The former owner of a Burnaby house is suing her real estate agent and the couple who sold her the house over an old underground fuel tank she claims contaminated her property and the property next door.

Xiao Li Chen paid more than $500,000 to investigate and clean up petroleum hydrocarbons at 9175 Holmes St. and at the property next door, according to a notice of civil claim filed in B.C. Supreme Court earlier this month.

Chen claims the source of the hydrocarbons was a fuel oil tank that had been removed from the property in 1990 before she bought it.

Besides having to pay for its investigation and remediation, Chen says the contamination took a chunk out of the market value of the property, which she bought in October 2022 for $1.37 million and sold in January 2023 for $1.165 million, according to the claim.

She is now suing her real estate agent, Raffi Antepyan, and agency, Re/Max, for breach of contract, negligence and breach of fiduciary duty.

Chen says Antepyan and Re/Max “breached the express or implied terms of the Realtor contract” by not acting in her best interest, not advising her to get copies of all records associated with the tank, not advising her to do an environmental inspection, and not including a provision in the contract that would protect her from possible future costs associated with the old tank.
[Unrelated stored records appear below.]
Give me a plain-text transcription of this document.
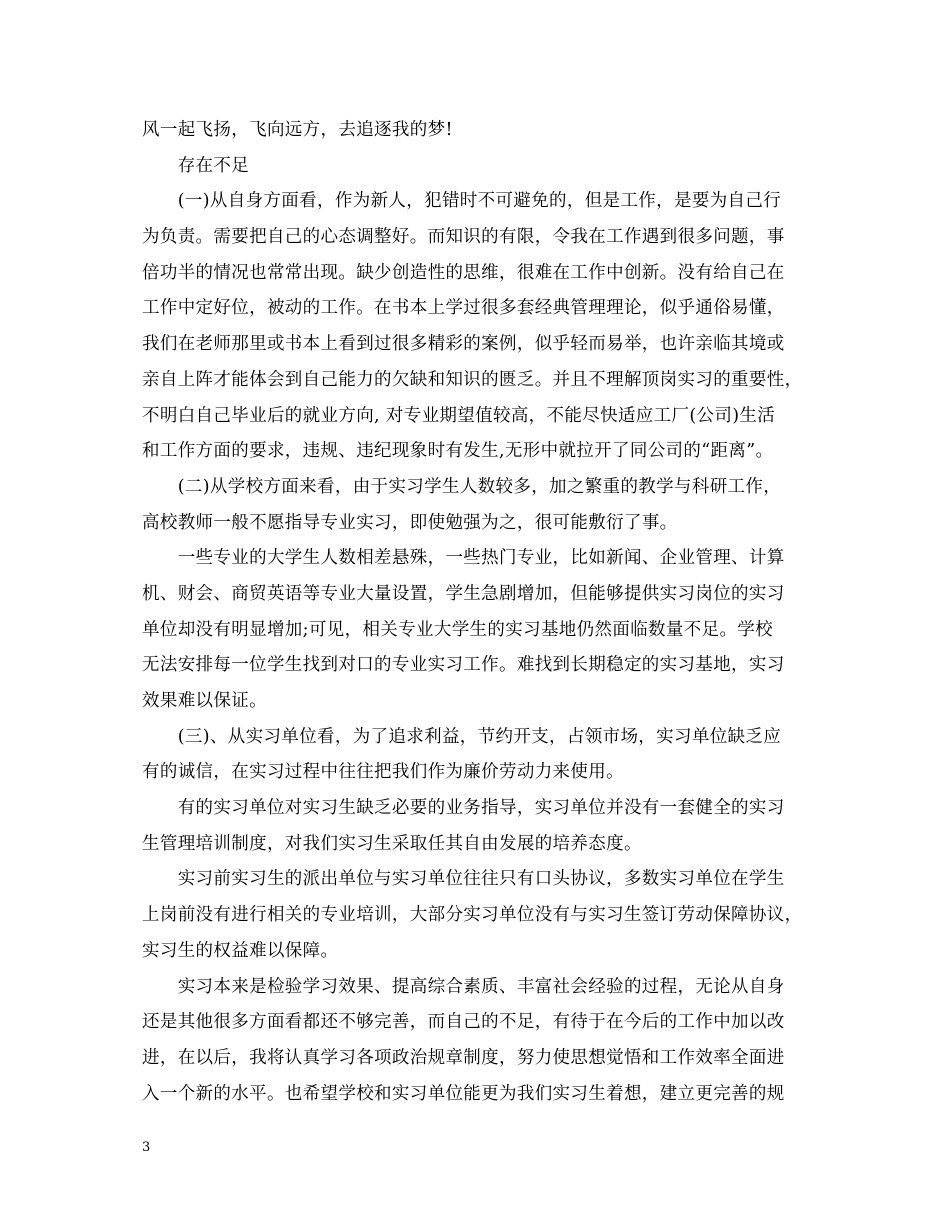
风一起飞扬，飞向远方，去追逐我的梦!
　　存在不足
　　(一)从自身方面看，作为新人，犯错时不可避免的，但是工作，是要为自己行
为负责。需要把自己的心态调整好。而知识的有限，令我在工作遇到很多问题，事
倍功半的情况也常常出现。缺少创造性的思维，很难在工作中创新。没有给自己在
工作中定好位，被动的工作。在书本上学过很多套经典管理理论，似乎通俗易懂，
我们在老师那里或书本上看到过很多精彩的案例，似乎轻而易举，也许亲临其境或
亲自上阵才能体会到自己能力的欠缺和知识的匮乏。并且不理解顶岗实习的重要性，
不明白自己毕业后的就业方向, 对专业期望值较高，不能尽快适应工厂(公司)生活
和工作方面的要求，违规、违纪现象时有发生,无形中就拉开了同公司的“距离”。
　　(二)从学校方面来看，由于实习学生人数较多，加之繁重的教学与科研工作，
高校教师一般不愿指导专业实习，即使勉强为之，很可能敷衍了事。
　　一些专业的大学生人数相差悬殊，一些热门专业，比如新闻、企业管理、计算
机、财会、商贸英语等专业大量设置，学生急剧增加，但能够提供实习岗位的实习
单位却没有明显增加;可见，相关专业大学生的实习基地仍然面临数量不足。学校
无法安排每一位学生找到对口的专业实习工作。难找到长期稳定的实习基地，实习
效果难以保证。
　　(三)、从实习单位看，为了追求利益，节约开支，占领市场，实习单位缺乏应
有的诚信，在实习过程中往往把我们作为廉价劳动力来使用。
　　有的实习单位对实习生缺乏必要的业务指导，实习单位并没有一套健全的实习
生管理培训制度，对我们实习生采取任其自由发展的培养态度。
　　实习前实习生的派出单位与实习单位往往只有口头协议，多数实习单位在学生
上岗前没有进行相关的专业培训，大部分实习单位没有与实习生签订劳动保障协议，
实习生的权益难以保障。
　　实习本来是检验学习效果、提高综合素质、丰富社会经验的过程，无论从自身
还是其他很多方面看都还不够完善，而自己的不足，有待于在今后的工作中加以改
进，在以后，我将认真学习各项政治规章制度，努力使思想觉悟和工作效率全面进
入一个新的水平。也希望学校和实习单位能更为我们实习生着想，建立更完善的规
3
“If the plaintiff had been made aware of the contamination prior to entering into the property contract, she would not have agreed to purchase the property from the sellers on the terms set out in the property contract,” states the claim.

Chen is suing Antepyan and Re/Max for damages, the cost of investigating and cleaning up the contamination, and the loss of market value for the property.

Chen is also suing Arthur and Sue Anne Clarke, who owned the property before she bought it and who had had the old tank removed more than 30 years earlier, according to the claim.

Along with damages, Chen is asking the court to declare 9175 Holmes St. and the neighbouring property contaminated sites under the Environmental Management Act and to declare the Clarkes responsible persons, who would then be retroactively liable for the cost of dealing with the contamination.

Chen’s allegations have not been proven in court.

None of the defendants has yet filed a response to the claim.